Google Glass is edging ever closer to a public release, but consumers are still wary of Glass. Lawmakers will struggle to figure out how to address the problem of wearing Glass while driving, and address privacy concerns as well.

Android-based cameras like the Samsung Galaxy Camera will fade into oblivion as smartphone cameras improve. We don’t want to carry multiple devices. OEMs, and Google, need to address the issue of sub-par camera experiences on their smartphones. The stock Android Camera app needs an overhaul as well, but Google may just leave this area to manufacturers and to its own Motorola division.

Mobile gaming on Android will improve, although stand-alone devices like the Ouya console will continue to struggle. Mobile gaming has had to adjust for touch screens and the lack of physical buttons. Most mobile games don’t lend themselves well to physical controllers. Handheld devices like the Nvidia Shield and Moga controllers will remain viable options for hardcore Android gamers, and will only get better as companies figure things out.

Android is even being built into cars.

Cost Factor

Overall, we’re going to see a continuing decrease in the cost of Android devices in 2014. Consumers are becoming wise to the tricks of major wireless carriers when it comes to device subsidies and contracts. No one wants to sign two years (or more) of their life away for a phone that will be out of date in 12-18 months. As Google continues to offer Nexus devices for less than $400, and Motorola reaches into new territories with the inexpensive Moto G, device costs will plummet. $400-500 for a high-end device will become the norm. Wireless carriers will buy into this because it means they won’t have to front the cost of phones for consumers anymore. There will still be options to purchase $199 Android smartphones with two-year contracts, but this will simply be one of several options instead of the only real choice. It’s already happening. Expect that trend to continue in 2014 as well.

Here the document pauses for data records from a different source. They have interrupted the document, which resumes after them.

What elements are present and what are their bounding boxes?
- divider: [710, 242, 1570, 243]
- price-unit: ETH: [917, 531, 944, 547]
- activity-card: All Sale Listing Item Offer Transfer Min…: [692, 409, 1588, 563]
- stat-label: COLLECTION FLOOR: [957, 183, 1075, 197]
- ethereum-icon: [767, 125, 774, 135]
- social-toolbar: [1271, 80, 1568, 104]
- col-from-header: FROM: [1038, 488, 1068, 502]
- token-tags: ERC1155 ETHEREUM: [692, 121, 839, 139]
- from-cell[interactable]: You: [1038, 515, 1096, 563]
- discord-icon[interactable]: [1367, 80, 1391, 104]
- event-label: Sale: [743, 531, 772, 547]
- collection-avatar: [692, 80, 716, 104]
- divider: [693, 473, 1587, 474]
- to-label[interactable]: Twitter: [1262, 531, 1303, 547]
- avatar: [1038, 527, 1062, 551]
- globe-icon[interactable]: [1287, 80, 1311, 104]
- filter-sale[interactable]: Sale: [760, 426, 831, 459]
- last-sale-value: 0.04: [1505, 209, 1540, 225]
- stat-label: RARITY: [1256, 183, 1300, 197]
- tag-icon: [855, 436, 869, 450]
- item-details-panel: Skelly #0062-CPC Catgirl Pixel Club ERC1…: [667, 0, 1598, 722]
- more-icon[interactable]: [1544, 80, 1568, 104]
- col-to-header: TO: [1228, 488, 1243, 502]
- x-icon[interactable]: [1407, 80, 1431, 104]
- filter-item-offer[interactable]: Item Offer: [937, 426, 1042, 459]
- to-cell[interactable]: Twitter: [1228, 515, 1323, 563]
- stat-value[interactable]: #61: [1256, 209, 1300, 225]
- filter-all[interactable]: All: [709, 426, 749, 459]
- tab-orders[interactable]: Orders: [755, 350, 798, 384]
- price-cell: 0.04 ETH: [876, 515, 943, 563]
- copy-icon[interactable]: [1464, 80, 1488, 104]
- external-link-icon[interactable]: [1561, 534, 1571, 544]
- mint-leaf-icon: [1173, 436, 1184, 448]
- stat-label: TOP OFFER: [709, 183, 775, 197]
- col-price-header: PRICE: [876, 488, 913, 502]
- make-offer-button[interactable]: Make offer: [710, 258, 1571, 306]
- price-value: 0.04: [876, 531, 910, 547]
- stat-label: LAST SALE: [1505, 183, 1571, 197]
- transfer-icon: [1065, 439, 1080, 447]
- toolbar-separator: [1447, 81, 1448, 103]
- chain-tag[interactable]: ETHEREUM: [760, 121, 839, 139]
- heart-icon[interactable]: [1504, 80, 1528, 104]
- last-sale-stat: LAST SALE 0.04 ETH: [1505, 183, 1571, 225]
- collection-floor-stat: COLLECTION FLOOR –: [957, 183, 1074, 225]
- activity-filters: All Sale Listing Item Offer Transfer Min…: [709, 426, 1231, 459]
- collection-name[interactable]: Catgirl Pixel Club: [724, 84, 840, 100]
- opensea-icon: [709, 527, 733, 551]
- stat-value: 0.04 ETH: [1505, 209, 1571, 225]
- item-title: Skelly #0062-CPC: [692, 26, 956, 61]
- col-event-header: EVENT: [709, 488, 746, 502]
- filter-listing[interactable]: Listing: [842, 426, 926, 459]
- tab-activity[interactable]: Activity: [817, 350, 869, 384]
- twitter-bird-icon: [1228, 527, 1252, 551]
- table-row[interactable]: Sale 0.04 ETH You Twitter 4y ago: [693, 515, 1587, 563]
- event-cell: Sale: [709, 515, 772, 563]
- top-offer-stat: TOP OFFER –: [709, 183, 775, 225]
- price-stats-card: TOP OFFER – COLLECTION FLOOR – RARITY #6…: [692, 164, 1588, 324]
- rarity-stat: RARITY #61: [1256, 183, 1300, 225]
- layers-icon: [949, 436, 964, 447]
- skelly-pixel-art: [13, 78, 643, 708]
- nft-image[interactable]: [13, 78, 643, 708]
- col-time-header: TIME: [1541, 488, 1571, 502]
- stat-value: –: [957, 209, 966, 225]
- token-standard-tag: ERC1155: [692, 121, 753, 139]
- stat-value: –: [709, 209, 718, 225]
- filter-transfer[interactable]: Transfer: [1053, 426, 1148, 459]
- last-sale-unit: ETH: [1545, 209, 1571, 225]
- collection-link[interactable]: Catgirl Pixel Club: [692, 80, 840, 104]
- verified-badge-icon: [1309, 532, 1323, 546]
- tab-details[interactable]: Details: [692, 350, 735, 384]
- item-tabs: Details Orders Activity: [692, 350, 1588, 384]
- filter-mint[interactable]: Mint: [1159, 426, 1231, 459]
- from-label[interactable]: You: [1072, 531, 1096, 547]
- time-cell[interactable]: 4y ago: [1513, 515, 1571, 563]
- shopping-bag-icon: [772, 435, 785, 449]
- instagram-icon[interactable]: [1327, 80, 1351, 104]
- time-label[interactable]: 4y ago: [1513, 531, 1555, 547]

Overall improvements to hardware with chipset optimizations and battery life improvements will continue, as we expect they would. Those aren’t necessarily specific to Android but the platform will certainly benefit. With a focus on decreasing costs to consumers, emerging markets, and wearable technology like Glass and smartwatches, 2014 is shaping up to be a big year for Android. What are you most excited about for Android in 2014?